ZEPHYRHILLS, Fla. – A miniature pig named Lucky has been given a fortunate reprieve from eviction.
- Mini pig owners hoping for 'Lucky' break
- Zephyrhills City Council to discuss pet ordinance
- Ordinance defines domestic pets as animals without hooves
- Stephanie Ebling is fighting to keep pet Lucky
After a Zephyrhills City Council meeting Monday, the city is going to take a second look at an ordinance that defines domestic pets as animals without hooves, City Manager Steven Spina said.
“We really have no complaints about them,” Spina said. “They said there's some 20 other pigs (in the city). I’ve not seen or heard any, but if it’s not an issue, then maybe it doesn’t need to be an issue.”
The mini pig that started the discussion in Zephyrhills is named Lucky. Stephanie Ebling's daughters gave him to her as a gift five months ago.
“He’s just like one of the dogs,” Ebling said. "He greets me at the door when I pull up in my truck. He stands right there... He knows where the treats are.”
Spina said city leadership found out about Lucky after a code enforcement officer went to Ebling’s home to check on an unrelated code issue.
“That’s when our code enforcement officer, who coincidentally is named Joel Bacon, found the pig,” Spina said.
Ebling said that after making her case to the city council, she was told she would have to get rid of Lucky.
“I’m moving. I’m not getting rid of my pig. He’s like one of my kids. He’s part of the family,” she said.
Spina said the city decided to give Ebling, who rents, six weeks to find a new place to live.

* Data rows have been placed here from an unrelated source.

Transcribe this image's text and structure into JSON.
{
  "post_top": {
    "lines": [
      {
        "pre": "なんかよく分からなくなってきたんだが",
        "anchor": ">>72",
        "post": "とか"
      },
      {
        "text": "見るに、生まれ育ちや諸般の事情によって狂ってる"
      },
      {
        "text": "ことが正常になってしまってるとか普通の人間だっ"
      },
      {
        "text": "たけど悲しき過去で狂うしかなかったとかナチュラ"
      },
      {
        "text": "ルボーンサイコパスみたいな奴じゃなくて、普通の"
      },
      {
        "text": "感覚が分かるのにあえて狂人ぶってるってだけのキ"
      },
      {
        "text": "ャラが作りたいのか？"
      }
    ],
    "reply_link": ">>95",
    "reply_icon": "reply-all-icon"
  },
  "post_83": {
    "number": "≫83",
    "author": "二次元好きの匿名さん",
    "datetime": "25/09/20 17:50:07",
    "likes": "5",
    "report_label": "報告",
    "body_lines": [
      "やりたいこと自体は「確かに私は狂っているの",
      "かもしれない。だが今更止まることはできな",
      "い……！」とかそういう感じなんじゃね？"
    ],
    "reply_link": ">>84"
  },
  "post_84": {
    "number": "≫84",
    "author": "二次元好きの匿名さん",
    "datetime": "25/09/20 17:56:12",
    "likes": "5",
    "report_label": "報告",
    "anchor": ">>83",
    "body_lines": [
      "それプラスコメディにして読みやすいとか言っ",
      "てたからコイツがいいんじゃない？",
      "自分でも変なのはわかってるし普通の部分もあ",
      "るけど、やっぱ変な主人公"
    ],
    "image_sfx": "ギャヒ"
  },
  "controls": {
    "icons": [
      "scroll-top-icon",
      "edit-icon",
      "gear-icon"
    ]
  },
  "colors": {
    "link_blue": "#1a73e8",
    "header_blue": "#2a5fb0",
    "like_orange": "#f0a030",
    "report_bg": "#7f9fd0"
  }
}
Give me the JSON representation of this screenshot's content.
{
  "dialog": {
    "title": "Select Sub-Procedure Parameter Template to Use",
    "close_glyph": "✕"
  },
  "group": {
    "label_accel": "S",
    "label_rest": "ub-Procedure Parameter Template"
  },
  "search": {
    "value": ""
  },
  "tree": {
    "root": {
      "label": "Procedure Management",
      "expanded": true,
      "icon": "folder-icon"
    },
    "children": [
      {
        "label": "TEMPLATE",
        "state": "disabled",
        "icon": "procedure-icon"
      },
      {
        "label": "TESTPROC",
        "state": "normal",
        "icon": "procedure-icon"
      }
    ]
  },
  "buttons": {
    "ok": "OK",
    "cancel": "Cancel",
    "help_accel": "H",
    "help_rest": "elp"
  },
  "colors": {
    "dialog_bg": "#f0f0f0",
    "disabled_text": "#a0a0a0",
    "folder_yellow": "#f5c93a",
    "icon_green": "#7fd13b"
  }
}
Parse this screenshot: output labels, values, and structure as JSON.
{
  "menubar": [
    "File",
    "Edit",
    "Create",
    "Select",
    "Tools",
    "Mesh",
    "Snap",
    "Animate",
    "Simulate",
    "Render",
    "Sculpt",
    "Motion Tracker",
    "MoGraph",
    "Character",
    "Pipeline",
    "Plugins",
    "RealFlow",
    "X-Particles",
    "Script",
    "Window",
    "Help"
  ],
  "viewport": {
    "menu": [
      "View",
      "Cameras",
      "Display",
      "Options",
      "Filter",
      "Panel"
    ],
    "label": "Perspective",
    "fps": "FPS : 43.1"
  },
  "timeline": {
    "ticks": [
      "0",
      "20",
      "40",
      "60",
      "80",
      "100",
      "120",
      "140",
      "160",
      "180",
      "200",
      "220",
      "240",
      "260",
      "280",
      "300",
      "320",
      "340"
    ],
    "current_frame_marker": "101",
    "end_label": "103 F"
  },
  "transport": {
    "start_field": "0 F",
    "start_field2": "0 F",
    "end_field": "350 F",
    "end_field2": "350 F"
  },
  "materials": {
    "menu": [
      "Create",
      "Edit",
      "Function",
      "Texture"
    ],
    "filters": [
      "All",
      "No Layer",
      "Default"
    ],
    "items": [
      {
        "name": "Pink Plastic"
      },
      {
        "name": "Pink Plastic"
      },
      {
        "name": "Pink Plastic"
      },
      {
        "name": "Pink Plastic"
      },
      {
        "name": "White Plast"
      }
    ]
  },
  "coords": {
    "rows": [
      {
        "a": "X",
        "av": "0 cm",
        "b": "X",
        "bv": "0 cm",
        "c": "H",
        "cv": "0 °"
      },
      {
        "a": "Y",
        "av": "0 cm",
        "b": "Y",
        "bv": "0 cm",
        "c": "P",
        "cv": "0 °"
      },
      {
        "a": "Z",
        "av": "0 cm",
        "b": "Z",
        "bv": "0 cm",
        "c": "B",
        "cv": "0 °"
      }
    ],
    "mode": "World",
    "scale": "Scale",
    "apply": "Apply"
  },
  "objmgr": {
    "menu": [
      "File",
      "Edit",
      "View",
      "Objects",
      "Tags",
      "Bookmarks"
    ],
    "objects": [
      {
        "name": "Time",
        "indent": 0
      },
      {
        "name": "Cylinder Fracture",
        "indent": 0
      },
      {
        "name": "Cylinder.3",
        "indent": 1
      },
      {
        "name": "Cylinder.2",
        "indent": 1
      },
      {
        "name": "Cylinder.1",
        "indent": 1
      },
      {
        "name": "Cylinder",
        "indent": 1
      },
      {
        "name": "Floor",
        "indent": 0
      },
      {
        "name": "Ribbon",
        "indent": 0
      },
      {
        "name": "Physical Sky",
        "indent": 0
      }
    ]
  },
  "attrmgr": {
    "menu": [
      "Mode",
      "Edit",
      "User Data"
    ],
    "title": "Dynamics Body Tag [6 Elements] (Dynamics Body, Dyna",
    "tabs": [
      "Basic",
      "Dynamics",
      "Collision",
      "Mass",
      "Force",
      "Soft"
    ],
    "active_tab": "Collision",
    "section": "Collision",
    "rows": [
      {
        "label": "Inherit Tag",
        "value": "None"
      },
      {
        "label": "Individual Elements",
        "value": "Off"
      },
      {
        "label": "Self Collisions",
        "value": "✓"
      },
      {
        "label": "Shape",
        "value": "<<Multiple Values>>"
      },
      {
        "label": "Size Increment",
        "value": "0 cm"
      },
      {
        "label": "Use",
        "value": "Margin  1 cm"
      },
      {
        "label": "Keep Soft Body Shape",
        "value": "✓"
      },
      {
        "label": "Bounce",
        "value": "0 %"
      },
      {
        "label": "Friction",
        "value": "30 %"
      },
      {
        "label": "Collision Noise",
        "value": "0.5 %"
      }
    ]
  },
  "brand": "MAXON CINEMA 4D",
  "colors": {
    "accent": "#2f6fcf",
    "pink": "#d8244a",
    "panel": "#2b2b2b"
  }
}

Before that could happen, the city learned of a second pet pig named Meatball. Spina said Meatball’s owner spoke at Monday’s meeting.
“It’s kind of a comfort pig, that there are reasons that people have pigs instead of cats or dogs,” Spina said she told the council.
“They’re hypoallergenic; he doesn’t get fleas,” said Ebling of Lucky. “He’s pretty good upkeep. Bath time is a different story.”
Spina said staff will look into why the ordinance was written the way it was and check in with other communities about how they handle the animals. They’re expected to give their recommendation at the council’s July 11 meeting about whether to keep or revise the existing ordinance.
“I hope they do. I hope they do,” said Ebling of the possible revision.
A spokesperson for Pasco County said the county has no ordinance regarding mini or pot-bellied pigs.